High court strikes part of absentee ballot rule challenged by Voters Alliance, upholds others

A rule that governs how Minnesota absentee ballots are allowed to be reviewed has been invalidated after the state’s high court said it conflicts with the law.

In an opinion released Wednesday, the Minnesota Supreme Court sided with the Minnesota Voters Alliance on one of the organization’s challenges to how absentee ballots are counted but denied the other issues that were raised.

The ruling comes after the state’s appellate court denied the Voters Alliance’s lawsuit altogether in August.

While the state’s high court mostly dismissed the Voters Alliance’s challenge, the court did agree with one point: a rule implemented by Secretary of State Mark Ritchie pertaining to how absentee ballot signatures are reviewed partially conflicts with Minnesota law.

The portion of the rule at issue allowed for any ballot board member to review absentee ballot signatures if the identification number on the application and ballot envelope doesn’t match. However, state law says only election judges are able to do that review.

While election judges can be ballot board members, not all ballot board members are election judges. Therefore, the Minnesota Supreme Court determined the rule is invalid and election judges have to conduct that review.

However, the ruling doesn’t change when ballot signatures are reviewed or provide any new reason for ballots to be not accepted.

The Voters Alliance argued that ballot board members should be able to reject ballots based on different signatures more frequently. But state law only allows for signature comparisons if the identification numbers don’t match and the name signed is clearly different than the voter’s. The Minnesota Supreme Court also upheld the rule that prevents board members from rejecting a ballot if the voter used a nickname on the application or signature envelope.

The Upper Midwest Law Center, which represented the Voters Alliance in the case, celebrated the decision, however.

“We at the Upper Midwest Law Center are pleased with this decision, which allows ballot board members to actually review whether ‘the voter’ signed a ballot envelope. The Upper Midwest Law Center brought this lawsuit to ensure that election judges can do their statutory duty, including a real signature match where there’s a mismatch of identification numbers on applications and envelopes,” James Dickey, senior counsel for the Upper Midwest Law Center, said. “The Upper Midwest Law Center aims to make Minnesotans more confident in our elections and we’re glad today’s ruling does just that.”

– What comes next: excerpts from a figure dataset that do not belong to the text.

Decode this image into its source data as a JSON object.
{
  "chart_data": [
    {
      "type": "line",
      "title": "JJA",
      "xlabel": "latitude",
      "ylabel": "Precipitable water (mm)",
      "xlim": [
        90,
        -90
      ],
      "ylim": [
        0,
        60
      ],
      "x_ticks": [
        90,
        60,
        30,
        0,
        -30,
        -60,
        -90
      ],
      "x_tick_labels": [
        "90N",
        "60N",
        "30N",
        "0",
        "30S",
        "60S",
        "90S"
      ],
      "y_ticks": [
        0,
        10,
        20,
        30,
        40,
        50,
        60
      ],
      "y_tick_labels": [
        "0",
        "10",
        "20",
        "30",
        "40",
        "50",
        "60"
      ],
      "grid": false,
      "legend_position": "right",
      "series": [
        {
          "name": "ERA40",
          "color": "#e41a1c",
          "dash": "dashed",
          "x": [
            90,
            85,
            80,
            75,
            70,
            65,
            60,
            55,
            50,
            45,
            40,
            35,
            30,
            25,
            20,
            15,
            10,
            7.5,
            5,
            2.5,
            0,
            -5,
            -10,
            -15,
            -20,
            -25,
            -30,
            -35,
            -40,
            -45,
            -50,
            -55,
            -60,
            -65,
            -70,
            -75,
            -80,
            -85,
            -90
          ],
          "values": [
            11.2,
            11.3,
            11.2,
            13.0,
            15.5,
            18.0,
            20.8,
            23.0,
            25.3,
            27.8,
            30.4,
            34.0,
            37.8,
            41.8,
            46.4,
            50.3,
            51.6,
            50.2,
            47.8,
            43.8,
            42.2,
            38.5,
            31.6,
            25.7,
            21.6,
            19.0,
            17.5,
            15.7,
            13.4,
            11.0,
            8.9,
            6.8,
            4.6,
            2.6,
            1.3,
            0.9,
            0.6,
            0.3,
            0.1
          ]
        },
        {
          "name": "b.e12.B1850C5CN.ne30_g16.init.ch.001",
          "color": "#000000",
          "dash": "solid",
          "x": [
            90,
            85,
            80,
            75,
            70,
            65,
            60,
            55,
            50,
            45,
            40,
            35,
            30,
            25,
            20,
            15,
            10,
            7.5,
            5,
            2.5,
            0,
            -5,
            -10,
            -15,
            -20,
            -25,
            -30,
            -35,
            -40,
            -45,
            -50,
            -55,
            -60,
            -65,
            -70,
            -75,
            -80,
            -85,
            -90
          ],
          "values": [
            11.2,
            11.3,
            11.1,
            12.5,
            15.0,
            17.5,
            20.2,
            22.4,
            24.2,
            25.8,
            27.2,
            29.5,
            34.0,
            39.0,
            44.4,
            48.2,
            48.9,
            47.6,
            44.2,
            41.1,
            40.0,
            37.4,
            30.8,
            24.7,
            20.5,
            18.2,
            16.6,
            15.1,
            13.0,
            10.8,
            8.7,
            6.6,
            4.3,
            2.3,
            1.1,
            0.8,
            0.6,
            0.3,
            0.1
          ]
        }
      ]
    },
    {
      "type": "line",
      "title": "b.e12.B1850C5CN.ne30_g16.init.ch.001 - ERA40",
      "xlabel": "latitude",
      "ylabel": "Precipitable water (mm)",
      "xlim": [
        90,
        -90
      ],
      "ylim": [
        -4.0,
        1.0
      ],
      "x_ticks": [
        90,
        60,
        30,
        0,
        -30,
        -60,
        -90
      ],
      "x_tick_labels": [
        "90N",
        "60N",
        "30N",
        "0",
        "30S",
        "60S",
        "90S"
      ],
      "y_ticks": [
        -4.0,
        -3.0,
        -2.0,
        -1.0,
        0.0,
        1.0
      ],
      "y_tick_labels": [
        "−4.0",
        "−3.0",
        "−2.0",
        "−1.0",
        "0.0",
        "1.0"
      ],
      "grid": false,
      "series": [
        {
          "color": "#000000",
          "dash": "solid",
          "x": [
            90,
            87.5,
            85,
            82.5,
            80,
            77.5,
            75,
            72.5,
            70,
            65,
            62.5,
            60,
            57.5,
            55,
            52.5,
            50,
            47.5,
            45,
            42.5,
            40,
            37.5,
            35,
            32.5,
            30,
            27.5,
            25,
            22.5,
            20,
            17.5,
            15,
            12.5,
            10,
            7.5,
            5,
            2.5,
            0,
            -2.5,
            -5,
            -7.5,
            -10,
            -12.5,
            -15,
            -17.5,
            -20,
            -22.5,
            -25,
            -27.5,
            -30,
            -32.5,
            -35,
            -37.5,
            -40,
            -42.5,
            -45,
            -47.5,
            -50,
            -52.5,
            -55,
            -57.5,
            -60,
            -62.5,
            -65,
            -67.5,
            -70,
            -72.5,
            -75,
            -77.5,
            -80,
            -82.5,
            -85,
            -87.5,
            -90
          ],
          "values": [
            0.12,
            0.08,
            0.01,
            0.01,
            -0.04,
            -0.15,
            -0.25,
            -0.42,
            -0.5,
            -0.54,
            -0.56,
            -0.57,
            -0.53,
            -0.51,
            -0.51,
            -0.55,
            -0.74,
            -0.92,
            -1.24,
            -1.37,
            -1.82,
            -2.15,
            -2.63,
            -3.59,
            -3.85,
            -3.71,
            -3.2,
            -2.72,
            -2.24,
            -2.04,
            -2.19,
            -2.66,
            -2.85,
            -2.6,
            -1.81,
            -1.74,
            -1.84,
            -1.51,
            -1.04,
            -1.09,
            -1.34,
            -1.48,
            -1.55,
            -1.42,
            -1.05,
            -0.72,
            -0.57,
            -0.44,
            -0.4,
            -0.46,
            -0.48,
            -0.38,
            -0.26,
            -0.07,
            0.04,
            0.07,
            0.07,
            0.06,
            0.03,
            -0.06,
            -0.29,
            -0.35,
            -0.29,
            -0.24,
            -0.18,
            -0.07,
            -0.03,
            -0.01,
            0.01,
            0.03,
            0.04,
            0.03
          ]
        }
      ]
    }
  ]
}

A spokesperson from the Secretary of State’s office released the following statement:

“Our office is very pleased with this ruling. The organization bringing this lawsuit wanted to make it easier to throw out eligible voters’ ballots. Instead, the Court simply ruled that in rare cases, absentee ballot signatures have to be reviewed by election judges. Our office agrees that election judges should be the ones to review those ballots. In fact, we had already issued that guidance to county elections departments last year.”